APPENDIX 5: PHARMACOKINETICS OF GLYPHOSATE AND ITS METABOLITE AMPA IN RATS
Anadon et al (2009): Laboratory grade glyphosate (Sigma Chemical Co, St Louis, MO, USA; purity 95%) was administered to male Wistar rats (Charles River Inc, Margate, Kent, UK; bw 200 – 210 g) at 100 mg/kg bw IV (in 0.1 mL glycerol formal) or 400 mg/kg PO (gavage to fasted animals in 0.5 mL corn oil). Groups of 8 rats were killed and exsanguinated at 0.25, 0.5, 1, 2, 4, 6, 8, 10, 12 and 24 h post-dosing, and the concentrations of glyphosate and aminomethyl phosphonic acid (AMPA) were measured in plasma by HPLC with fluorescence detection.

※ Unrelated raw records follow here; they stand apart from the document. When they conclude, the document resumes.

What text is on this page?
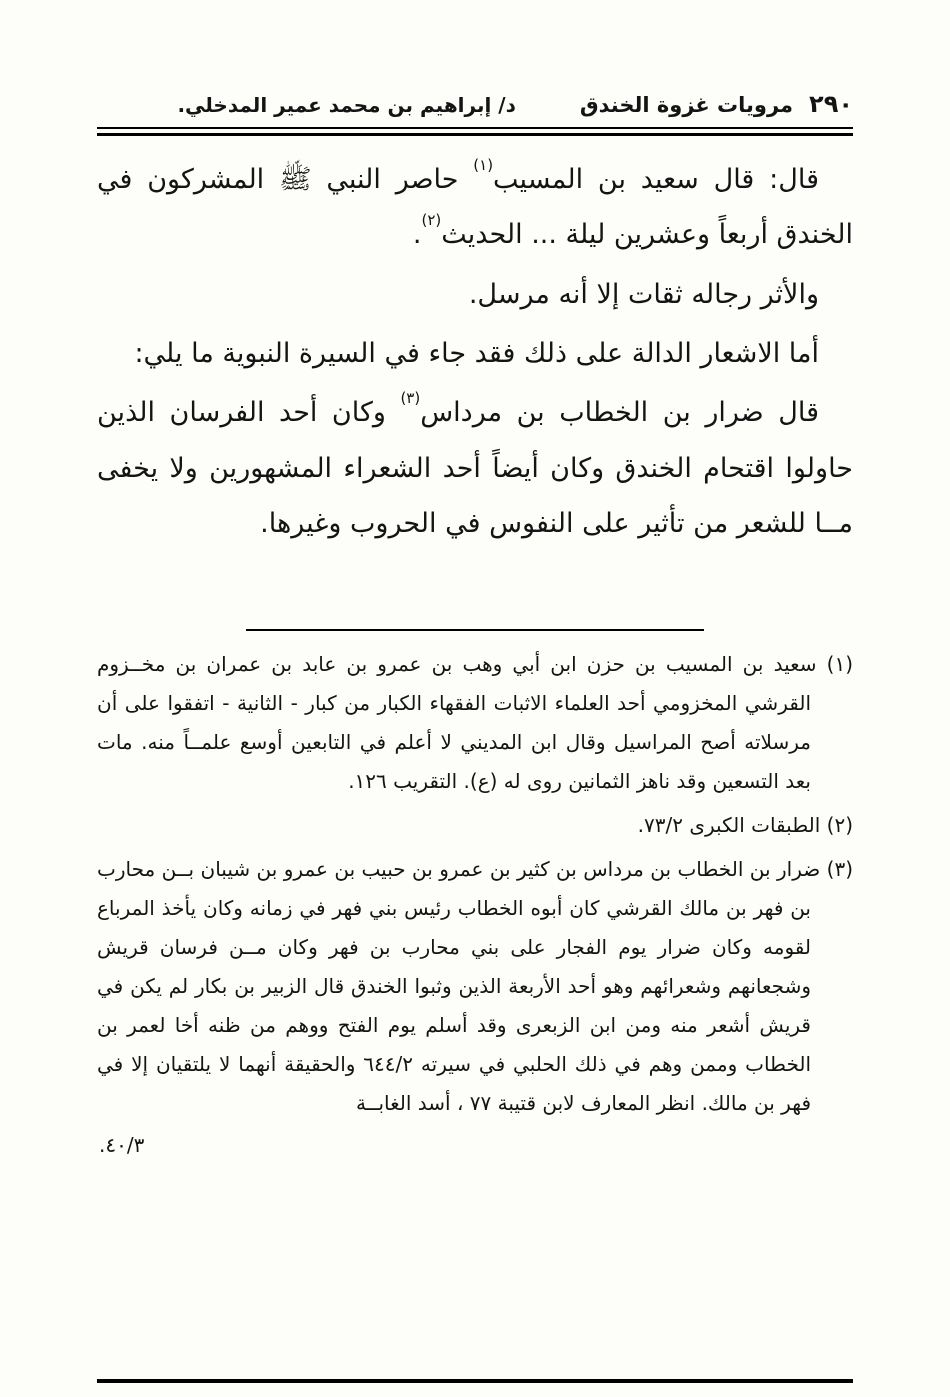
٢٩٠
مرويات غزوة الخندق
د/ إبراهيم بن محمد عمير المدخلي.

قال: قال سعيد بن المسيب$^{(١)}$ حاصر النبي ﷺ المشركون في الخندق أربعاً وعشرين ليلة ... الحديث$^{(٢)}$.

والأثر رجاله ثقات إلا أنه مرسل.

أما الاشعار الدالة على ذلك فقد جاء في السيرة النبوية ما يلي:

قال ضرار بن الخطاب بن مرداس$^{(٣)}$ وكان أحد الفرسان الذين حاولوا اقتحام الخندق وكان أيضاً أحد الشعراء المشهورين ولا يخفى مــا للشعر من تأثير على النفوس في الحروب وغيرها.

(١) سعيد بن المسيب بن حزن ابن أبي وهب بن عمرو بن عابد بن عمران بن مخــزوم القرشي المخزومي أحد العلماء الاثبات الفقهاء الكبار من كبار - الثانية - اتفقوا على أن مرسلاته أصح المراسيل وقال ابن المديني لا أعلم في التابعين أوسع علمــاً منه. مات بعد التسعين وقد ناهز الثمانين روى له (ع). التقريب ١٢٦.

(٢) الطبقات الكبرى ٧٣/٢.

(٣) ضرار بن الخطاب بن مرداس بن كثير بن عمرو بن حبيب بن عمرو بن شيبان بــن محارب بن فهر بن مالك القرشي كان أبوه الخطاب رئيس بني فهر في زمانه وكان يأخذ المرباع لقومه وكان ضرار يوم الفجار على بني محارب بن فهر وكان مــن فرسان قريش وشجعانهم وشعرائهم وهو أحد الأربعة الذين وثبوا الخندق قال الزبير بن بكار لم يكن في قريش أشعر منه ومن ابن الزبعرى وقد أسلم يوم الفتح ووهم من ظنه أخا لعمر بن الخطاب وممن وهم في ذلك الحلبي في سيرته ٦٤٤/٢ والحقيقة أنهما لا يلتقيان إلا في فهر بن مالك. انظر المعارف لابن قتيبة ٧٧ ، أسد الغابــة

٤٠/٣.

Glyphosate, IV administration: Following an initial peak concentration (Cmax) of 166 µg/mL plasma pharmacokinetics were biphasic, consistent with a two-compartment open model, with rapid distribution and gradual elimination. The volume of distribution at steady state was 2.99 L/kg, suggesting extensive diffusion into the tissues. Clearance was 0.995 L/h/kg. The elimination half-life from plasma was 9.99 h and the area under the concentration vs time curve (AUC) was 100 mg.h/L.
Glyphosate, PO administration: Absorption from the GIT was gradual, with a Cmax of 4.62 µg/mL occurring in plasma at 5.2 h. Oral bioavailability was poor (23.2%). Clearance was the same as following IV administration and the AUC was similar (at 93.3 mg.h/L), but the elimination half-life from plasma was appreciably more prolonged (14.4 h).
AMPA: The metabolite first appeared in plasma within 0.25 h of PO dosing, and had similar pharmacokinetic behaviour to glyphosate. The Cmax (0.42 µg/mL) occurred at 2.4 h. An AUC of 6.1 mg.h/L was attained, ca 6.5% of glyphosate’s AUC in plasma. The elimination half-life of 15.1 h was similar to that of the parent chemical after PO administration.